Она молчала. Лишь пальцы ее судорожно цеплялись за ткань пальто, да плечи тряслись от несдерживаемых рыданий. Пианист чертыхнулся. Прижал Лису к себе еще крепче, чуть приподнял над полом, перешагнул через чемодан и затащил ее в купе. Дверь за ними плотно закрылась. И только чемодан сиротливо остался валяться в коридоре до следующей станции, когда проводник стал разыскивать его владельца.
Четвертая новелла про Лису
Наидосаднейший парадокс человеческой сущности заключается в том, что лежащее на поверхности человеку не нужно, как бы хорошо оно ни было. Он стремится нырнуть поглубже в поисках того, что глазу не видно. И разочаровывается, ничего там не найдя. Впрочем, важна не находка, а поиск. Пианист, стоявший на кухне небольшой квартиры в Ренне и варивший кофе, ни в чем на свете не был так уверен, как в этом. На закатанные до локтя рукава белоснежной рубашки, заправленной в темно-серые брюки, брызнуло несколько капель, когда он переливал горячий напиток в чашку.

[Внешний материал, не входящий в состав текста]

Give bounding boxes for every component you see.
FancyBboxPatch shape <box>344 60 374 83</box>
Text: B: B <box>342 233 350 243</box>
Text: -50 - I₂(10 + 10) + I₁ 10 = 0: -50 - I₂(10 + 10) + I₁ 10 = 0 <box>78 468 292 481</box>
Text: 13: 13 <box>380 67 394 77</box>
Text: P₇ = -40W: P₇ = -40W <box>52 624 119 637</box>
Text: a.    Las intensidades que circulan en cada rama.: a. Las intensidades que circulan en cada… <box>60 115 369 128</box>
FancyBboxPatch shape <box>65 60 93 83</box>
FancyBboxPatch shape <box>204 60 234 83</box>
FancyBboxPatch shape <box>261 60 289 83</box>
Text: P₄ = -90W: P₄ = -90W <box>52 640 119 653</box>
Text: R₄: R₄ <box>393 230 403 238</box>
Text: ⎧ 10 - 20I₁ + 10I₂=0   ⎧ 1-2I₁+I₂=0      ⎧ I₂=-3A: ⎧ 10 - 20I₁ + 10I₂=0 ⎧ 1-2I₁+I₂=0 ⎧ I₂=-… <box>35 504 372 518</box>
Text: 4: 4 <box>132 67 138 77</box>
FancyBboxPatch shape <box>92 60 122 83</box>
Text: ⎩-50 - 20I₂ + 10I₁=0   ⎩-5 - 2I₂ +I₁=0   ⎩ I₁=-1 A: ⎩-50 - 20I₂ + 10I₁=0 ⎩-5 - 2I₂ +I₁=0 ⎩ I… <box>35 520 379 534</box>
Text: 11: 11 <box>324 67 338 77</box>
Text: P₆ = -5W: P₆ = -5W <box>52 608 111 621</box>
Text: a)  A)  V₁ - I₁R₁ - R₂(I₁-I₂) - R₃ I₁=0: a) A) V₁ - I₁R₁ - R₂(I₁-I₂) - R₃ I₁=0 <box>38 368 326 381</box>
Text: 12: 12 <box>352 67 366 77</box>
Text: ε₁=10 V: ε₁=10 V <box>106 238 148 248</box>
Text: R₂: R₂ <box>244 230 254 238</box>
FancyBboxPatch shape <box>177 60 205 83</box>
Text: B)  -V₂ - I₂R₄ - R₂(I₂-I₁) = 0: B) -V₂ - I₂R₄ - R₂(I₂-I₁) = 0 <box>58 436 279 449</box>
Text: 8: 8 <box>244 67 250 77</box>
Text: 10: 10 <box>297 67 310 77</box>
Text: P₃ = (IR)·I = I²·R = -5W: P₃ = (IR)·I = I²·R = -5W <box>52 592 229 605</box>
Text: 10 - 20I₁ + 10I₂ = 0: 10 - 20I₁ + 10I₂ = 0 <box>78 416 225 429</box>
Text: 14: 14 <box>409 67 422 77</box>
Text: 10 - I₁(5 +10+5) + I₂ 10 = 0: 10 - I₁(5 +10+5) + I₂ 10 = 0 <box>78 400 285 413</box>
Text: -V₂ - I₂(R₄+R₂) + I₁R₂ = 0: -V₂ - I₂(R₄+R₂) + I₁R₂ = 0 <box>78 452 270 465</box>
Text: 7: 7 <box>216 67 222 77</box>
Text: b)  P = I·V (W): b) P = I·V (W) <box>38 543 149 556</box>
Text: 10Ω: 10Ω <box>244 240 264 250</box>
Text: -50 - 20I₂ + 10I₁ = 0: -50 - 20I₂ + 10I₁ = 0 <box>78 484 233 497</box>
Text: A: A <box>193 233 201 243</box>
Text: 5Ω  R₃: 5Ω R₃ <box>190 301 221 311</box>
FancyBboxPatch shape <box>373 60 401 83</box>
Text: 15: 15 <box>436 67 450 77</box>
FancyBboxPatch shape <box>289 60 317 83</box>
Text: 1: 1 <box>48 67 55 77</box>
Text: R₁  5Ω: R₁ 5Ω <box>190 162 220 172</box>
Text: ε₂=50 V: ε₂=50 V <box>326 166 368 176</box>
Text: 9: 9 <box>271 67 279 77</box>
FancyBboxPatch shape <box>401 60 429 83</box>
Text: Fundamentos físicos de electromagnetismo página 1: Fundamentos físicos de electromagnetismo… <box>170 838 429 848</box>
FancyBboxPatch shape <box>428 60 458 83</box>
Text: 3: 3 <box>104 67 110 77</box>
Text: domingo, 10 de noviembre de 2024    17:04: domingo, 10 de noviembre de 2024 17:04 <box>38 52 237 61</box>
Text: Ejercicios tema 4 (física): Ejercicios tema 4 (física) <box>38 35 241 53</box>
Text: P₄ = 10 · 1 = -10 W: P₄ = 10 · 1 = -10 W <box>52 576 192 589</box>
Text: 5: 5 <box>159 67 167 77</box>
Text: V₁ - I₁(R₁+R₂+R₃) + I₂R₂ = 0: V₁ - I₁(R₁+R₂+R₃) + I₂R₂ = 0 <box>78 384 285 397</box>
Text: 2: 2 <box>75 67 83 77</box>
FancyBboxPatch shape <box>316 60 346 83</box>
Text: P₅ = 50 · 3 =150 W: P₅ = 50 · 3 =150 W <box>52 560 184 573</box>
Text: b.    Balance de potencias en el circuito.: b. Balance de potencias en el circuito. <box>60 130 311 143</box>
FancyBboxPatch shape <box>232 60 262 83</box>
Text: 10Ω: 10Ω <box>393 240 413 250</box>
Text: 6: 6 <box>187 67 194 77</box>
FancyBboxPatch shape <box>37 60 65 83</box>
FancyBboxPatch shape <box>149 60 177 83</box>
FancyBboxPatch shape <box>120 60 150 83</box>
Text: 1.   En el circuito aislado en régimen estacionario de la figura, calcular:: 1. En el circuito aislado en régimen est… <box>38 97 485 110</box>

Кофе он пил крепкий и горький, без сахара и без изысков. После бессонных ночей вполне помогало работать. Ночи были бессонными по разным причинам.

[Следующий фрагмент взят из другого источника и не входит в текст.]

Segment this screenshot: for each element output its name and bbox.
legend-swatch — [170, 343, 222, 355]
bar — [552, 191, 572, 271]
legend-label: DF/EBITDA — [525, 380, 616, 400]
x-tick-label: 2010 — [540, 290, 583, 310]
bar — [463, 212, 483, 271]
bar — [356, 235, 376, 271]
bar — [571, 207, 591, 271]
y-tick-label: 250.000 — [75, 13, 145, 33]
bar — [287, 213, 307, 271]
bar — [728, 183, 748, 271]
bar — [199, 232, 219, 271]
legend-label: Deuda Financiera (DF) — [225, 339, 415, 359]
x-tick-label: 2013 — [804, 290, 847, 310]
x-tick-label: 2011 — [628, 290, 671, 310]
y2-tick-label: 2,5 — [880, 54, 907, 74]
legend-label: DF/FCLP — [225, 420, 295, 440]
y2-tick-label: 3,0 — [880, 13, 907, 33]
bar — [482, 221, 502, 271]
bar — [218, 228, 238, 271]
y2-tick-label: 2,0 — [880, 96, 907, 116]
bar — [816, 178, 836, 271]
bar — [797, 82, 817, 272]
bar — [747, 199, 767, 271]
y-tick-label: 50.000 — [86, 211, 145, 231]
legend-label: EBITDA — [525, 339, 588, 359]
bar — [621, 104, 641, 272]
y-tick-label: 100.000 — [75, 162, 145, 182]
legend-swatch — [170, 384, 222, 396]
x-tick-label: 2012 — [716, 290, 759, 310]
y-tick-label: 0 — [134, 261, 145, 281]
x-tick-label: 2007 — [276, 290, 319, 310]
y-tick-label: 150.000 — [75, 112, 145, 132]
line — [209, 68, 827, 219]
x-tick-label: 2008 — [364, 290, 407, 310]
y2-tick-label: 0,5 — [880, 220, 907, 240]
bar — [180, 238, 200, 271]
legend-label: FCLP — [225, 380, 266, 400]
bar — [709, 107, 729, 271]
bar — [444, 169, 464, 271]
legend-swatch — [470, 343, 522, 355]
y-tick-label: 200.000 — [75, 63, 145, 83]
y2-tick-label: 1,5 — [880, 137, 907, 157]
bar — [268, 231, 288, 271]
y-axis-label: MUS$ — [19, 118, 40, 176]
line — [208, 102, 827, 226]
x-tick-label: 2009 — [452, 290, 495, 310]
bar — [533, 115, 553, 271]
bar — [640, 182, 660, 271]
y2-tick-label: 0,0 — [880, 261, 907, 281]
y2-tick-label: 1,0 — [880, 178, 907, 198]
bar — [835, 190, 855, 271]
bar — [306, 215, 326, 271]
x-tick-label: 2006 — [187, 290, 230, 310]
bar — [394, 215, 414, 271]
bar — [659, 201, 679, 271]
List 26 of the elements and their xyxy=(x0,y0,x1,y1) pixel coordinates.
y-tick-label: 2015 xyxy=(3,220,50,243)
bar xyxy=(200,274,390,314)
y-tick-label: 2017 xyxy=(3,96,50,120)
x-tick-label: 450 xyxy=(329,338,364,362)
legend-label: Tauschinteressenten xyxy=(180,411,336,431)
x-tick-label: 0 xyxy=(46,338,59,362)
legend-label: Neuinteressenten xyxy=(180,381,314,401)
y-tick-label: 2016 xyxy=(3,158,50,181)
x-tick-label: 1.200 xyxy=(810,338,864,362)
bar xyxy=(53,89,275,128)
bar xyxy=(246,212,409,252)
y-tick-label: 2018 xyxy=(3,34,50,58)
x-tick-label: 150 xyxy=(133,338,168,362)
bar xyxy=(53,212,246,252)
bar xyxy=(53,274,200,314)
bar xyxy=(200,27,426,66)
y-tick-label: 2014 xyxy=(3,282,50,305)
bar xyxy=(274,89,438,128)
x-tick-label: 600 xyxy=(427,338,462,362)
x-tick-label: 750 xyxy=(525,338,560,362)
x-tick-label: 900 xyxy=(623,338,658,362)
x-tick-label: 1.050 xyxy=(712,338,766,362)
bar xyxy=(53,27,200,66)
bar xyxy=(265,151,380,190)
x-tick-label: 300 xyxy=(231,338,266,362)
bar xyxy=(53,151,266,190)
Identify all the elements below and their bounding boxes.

Иногда крохотный оркестр, который он сколотил в первые же недели в Ренне, играл ночные концерты в баре у дурака Бернабе. Концерты были почти благотворительными — хозяин не только дурак, но и скряга. Но нужно же с чего-то начинать. Эти выступления давали чувство свободы. В опере Пианисту не нравилось. Оказывается, он не любил театра. Как не любил понятие академичности. А возвращение к аккомпанированию Пианист не считал возможным. Аккомпанировать кому-то после Лисы?

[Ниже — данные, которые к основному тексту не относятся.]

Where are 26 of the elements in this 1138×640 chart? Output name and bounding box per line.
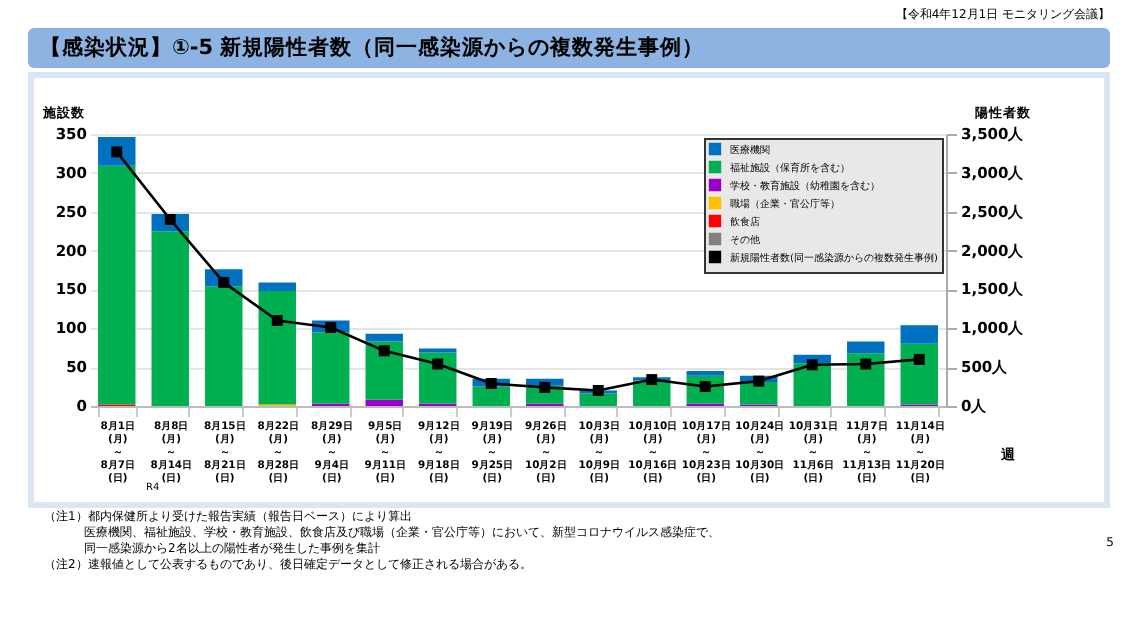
bar	[472, 386, 510, 406]
bar	[151, 231, 189, 406]
point	[753, 375, 765, 387]
bar	[312, 332, 350, 404]
chart-title: 【感染状況】①-5 新規陽性者数（同一感染源からの複数発生事例）	[28, 28, 1110, 68]
bar	[258, 290, 296, 405]
bar	[847, 341, 885, 354]
bar	[365, 341, 403, 400]
point	[806, 359, 818, 371]
point	[539, 381, 551, 393]
point	[913, 353, 925, 365]
bar	[205, 286, 243, 406]
bar	[579, 393, 617, 406]
bar	[900, 325, 938, 344]
point	[378, 345, 390, 357]
point	[592, 384, 604, 396]
point	[271, 315, 283, 326]
bar	[900, 343, 938, 405]
point	[860, 358, 872, 370]
bar	[793, 363, 831, 406]
point	[485, 377, 497, 389]
point	[432, 358, 444, 370]
bar	[258, 282, 296, 291]
point	[646, 374, 658, 386]
bar	[365, 399, 403, 406]
bar	[98, 165, 136, 405]
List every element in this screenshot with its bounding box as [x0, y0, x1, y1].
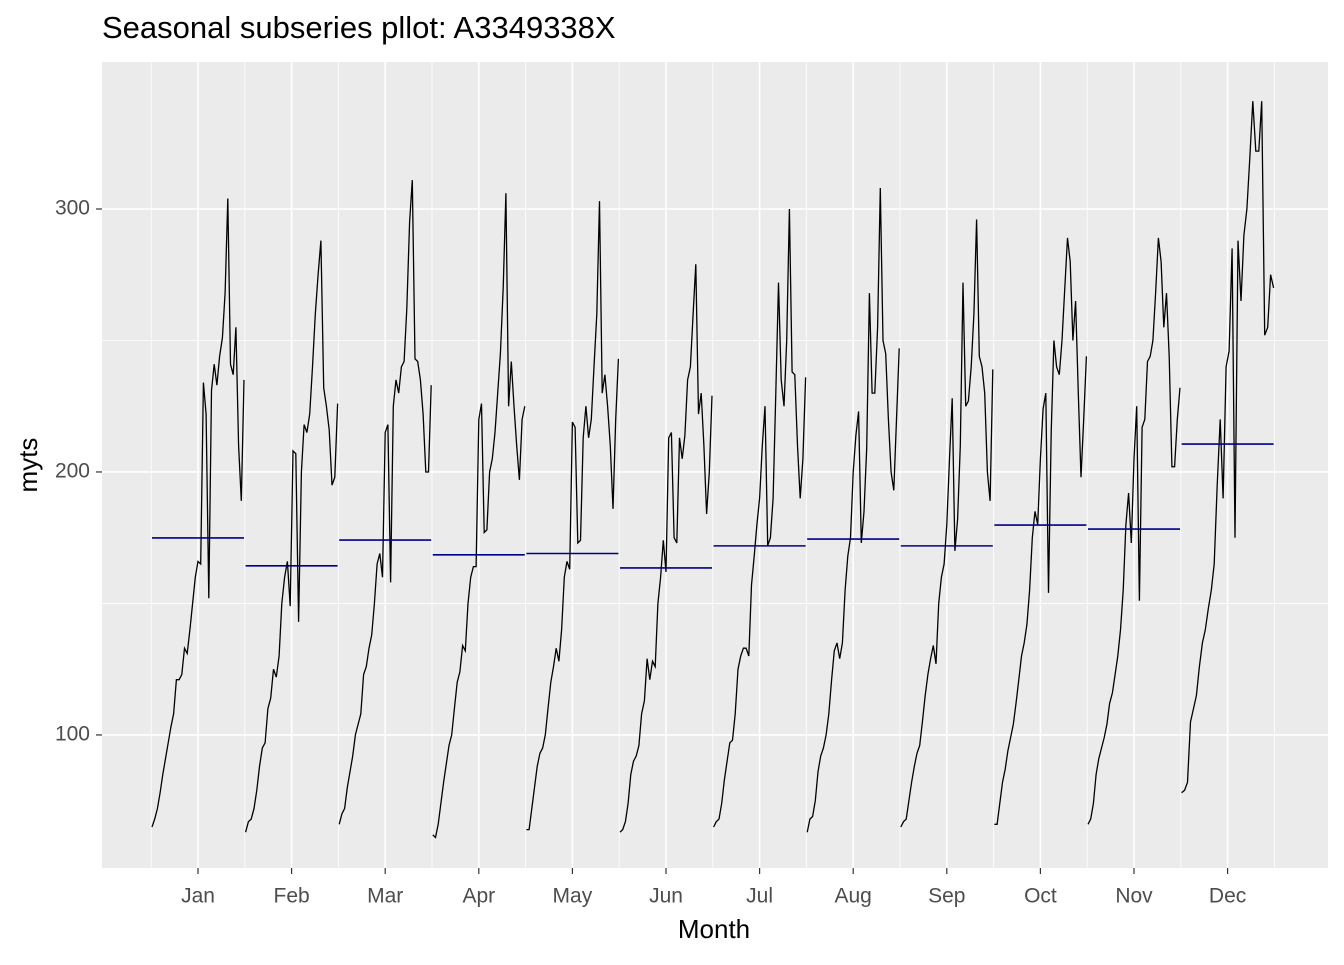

Чаще — мучили кошмары. Они приходили неизменно, заставляли просыпаться в холодном поту, чувствовать тяжесть темноты вокруг, прислушиваться к шорохам, которые оказывались только лишь шумом крови в ушах. Вставать среди ночи, чтобы не мешать Лисе, и идти варить кофе. А потом забывать про кофе, когда из спальной раздавался вопль — ей тоже снились кошмары. И он точно знал, что эти кошмары страшнее тех, что видел он.